Conclave by Robert Harris – I’ve thoroughly enjoyed other books by Robert Harris, so I’m keen to read this one about how a new Pope is chosen as the cardinals meet in the Sistine chapel to cast their votes. This is a novel and Harris depicts the cardinals as holy men – but ambitious and rivals to become the most powerful spiritual figure on earth.

The Hidden Life of Trees:What They Feel, How They Communicate – Discoveries from a Secret World by Peter Wohlleben. I read Katrina’s review of this book and immediately thought it sounded an amazing book as I love trees. Wohlleben is a German forester and his book is about his love of trees and why they matter on a global scale. He makes the case that the forest is a social network – I like the idea that they communicate with each other – even if they don’t actually walk and talk like Tolkien’s ents.

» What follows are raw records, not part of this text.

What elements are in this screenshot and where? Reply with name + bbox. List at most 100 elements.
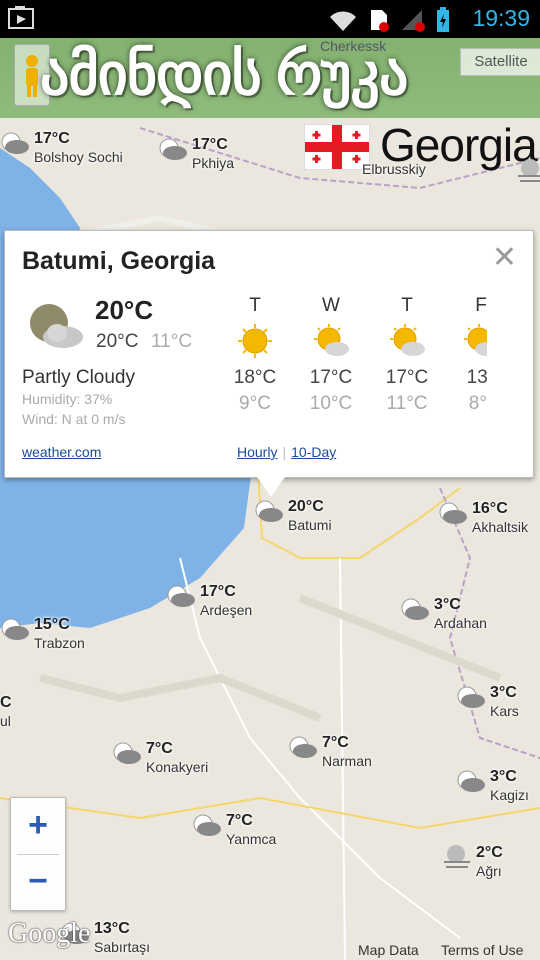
forecast-high: 13°: [466, 367, 487, 388]
marker-temp: 7°C: [226, 812, 253, 829]
forecast-day-name: W: [322, 295, 340, 316]
ten-day-link[interactable]: 10-Day: [291, 444, 336, 460]
sunny-icon: [237, 323, 273, 359]
marker-temp: 7°C: [146, 740, 173, 757]
map-data-link[interactable]: Map Data: [358, 942, 419, 958]
zoom-in-button[interactable]: +: [11, 798, 65, 854]
forecast-low: 10°C: [309, 393, 353, 414]
weather-marker[interactable]: Cul: [0, 694, 12, 730]
marker-temp: 2°C: [476, 844, 503, 861]
marker-city: Pkhiya: [192, 155, 235, 171]
forecast-high: 17°C: [309, 367, 353, 388]
cloudy-icon: [456, 768, 486, 794]
weather-marker[interactable]: 3°C Kagizı: [456, 768, 529, 804]
marker-city: Yanmca: [226, 831, 277, 847]
popup-pointer: [257, 477, 285, 497]
condition-text: Partly Cloudy: [22, 367, 135, 388]
marker-temp: C: [0, 694, 12, 711]
weather-marker[interactable]: 17°C Pkhiya: [158, 136, 234, 172]
zoom-controls: + −: [10, 797, 66, 911]
marker-city: Sabırtaşı: [94, 939, 151, 955]
wind-text: Wind: N at 0 m/s: [22, 411, 126, 427]
weather-marker[interactable]: 3°C Kars: [456, 684, 519, 720]
marker-temp: 16°C: [472, 500, 508, 517]
wifi-icon: [328, 9, 358, 36]
satellite-button[interactable]: Satellite: [460, 48, 540, 76]
current-low: 11°C: [151, 331, 193, 352]
weather-marker[interactable]: 7°C Konakyeri: [112, 740, 208, 776]
marker-temp: 13°C: [94, 920, 130, 937]
gallery-notification-icon: [8, 6, 34, 35]
signal-icon: [400, 8, 426, 37]
cloudy-icon: [456, 684, 486, 710]
marker-city: Ardeşen: [200, 602, 253, 618]
forecast-day: W 17°C 10°C: [301, 295, 361, 415]
forecast-day-name: T: [249, 295, 261, 316]
cloudy-icon: [0, 616, 30, 642]
cloudy-icon: [158, 136, 188, 162]
zoom-out-button[interactable]: −: [11, 854, 65, 910]
map-view[interactable]: Satellite Cherkessk ამინდის რუკა Georgia…: [0, 38, 540, 960]
cloudy-icon: [400, 596, 430, 622]
weather-marker[interactable]: 7°C Yanmca: [192, 812, 276, 848]
forecast-low: 9°C: [239, 393, 271, 414]
clock: 19:39: [472, 5, 530, 31]
partly-cloudy-icon: [27, 303, 85, 354]
fog-icon: [516, 158, 540, 184]
forecast-day: T 18°C 9°C: [225, 295, 285, 415]
forecast-day: F 13° 8°(: [451, 295, 487, 415]
cloudy-icon: [192, 812, 222, 838]
cloudy-icon: [112, 740, 142, 766]
cloudy-icon: [0, 130, 30, 156]
current-temp: 20°C: [95, 295, 154, 325]
forecast-day-name: T: [401, 295, 413, 316]
popup-location: Batumi, Georgia: [22, 247, 216, 275]
sim-card-icon: [368, 8, 390, 37]
forecast-high: 18°C: [233, 367, 277, 388]
weather-marker[interactable]: 20°C Batumi: [254, 498, 332, 534]
forecast-strip: T 18°C 9°C W 17°C 10°C T 17°C 11°C F 13°: [225, 295, 487, 425]
weather-marker[interactable]: 2°C Ağrı: [442, 844, 503, 880]
humidity-text: Humidity: 37%: [22, 391, 113, 407]
weather-marker[interactable]: 15°C Trabzon: [0, 616, 85, 652]
marker-city: ul: [0, 713, 11, 729]
marker-temp: 17°C: [192, 136, 228, 153]
terms-of-use-link[interactable]: Terms of Use: [441, 942, 523, 958]
marker-temp: 17°C: [200, 583, 236, 600]
marker-city: Trabzon: [34, 635, 85, 651]
weather-marker[interactable]: 7°C Narman: [288, 734, 372, 770]
marker-temp: 3°C: [490, 768, 517, 785]
marker-temp: 15°C: [34, 616, 70, 633]
marker-city: Ağrı: [476, 863, 502, 879]
weather-marker[interactable]: [516, 158, 540, 184]
partly-sunny-icon: [313, 323, 349, 359]
weather-marker[interactable]: 17°C Bolshoy Sochi: [0, 130, 123, 166]
marker-city: Kars: [490, 703, 519, 719]
hourly-link[interactable]: Hourly: [237, 444, 277, 460]
cloudy-icon: [254, 498, 284, 524]
partly-sunny-icon: [389, 323, 425, 359]
marker-city: Ardahan: [434, 615, 487, 631]
link-separator: |: [282, 444, 287, 460]
forecast-day-name: F: [475, 295, 487, 316]
marker-city: Konakyeri: [146, 759, 209, 775]
close-icon[interactable]: ✕: [492, 243, 517, 273]
forecast-links: Hourly | 10-Day: [237, 444, 336, 460]
partly-sunny-icon: [463, 323, 487, 359]
app-title: ამინდის რუკა: [40, 42, 408, 107]
weather-marker[interactable]: 17°C Ardeşen: [166, 583, 252, 619]
marker-city: Bolshoy Sochi: [34, 149, 123, 165]
status-bar: 19:39: [0, 0, 540, 38]
forecast-day: T 17°C 11°C: [377, 295, 437, 415]
marker-city: Elbrusskiy: [362, 161, 426, 177]
weather-marker[interactable]: 16°C Akhaltsik: [438, 500, 528, 536]
weather-marker[interactable]: Elbrusskiy: [330, 160, 426, 178]
weather-com-link[interactable]: weather.com: [22, 444, 101, 460]
marker-temp: 20°C: [288, 498, 324, 515]
weather-marker[interactable]: 3°C Ardahan: [400, 596, 487, 632]
marker-city: Akhaltsik: [472, 519, 529, 535]
weather-info-popup: Batumi, Georgia ✕ 20°C 20°C 11°C Partly …: [4, 230, 534, 497]
marker-city: Narman: [322, 753, 372, 769]
cloudy-icon: [166, 583, 196, 609]
marker-temp: 7°C: [322, 734, 349, 751]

Days Without End by Sebastian Barry – I loved his book, The Secret Scripture and am hoping I’ll like this one too. Thomas McNulty and John Coles signed up for the US army in the 1850s and fought in the Indian Wars and then in the American Civil War. The book was awarded the Costa Book Award 2016 and won the 2017 Walter Scott Prize. It was also longlisted for the Man Booker Prize 2017 – not that winning these awards automatically means that I’ll like it and I’m often not keen on books about war.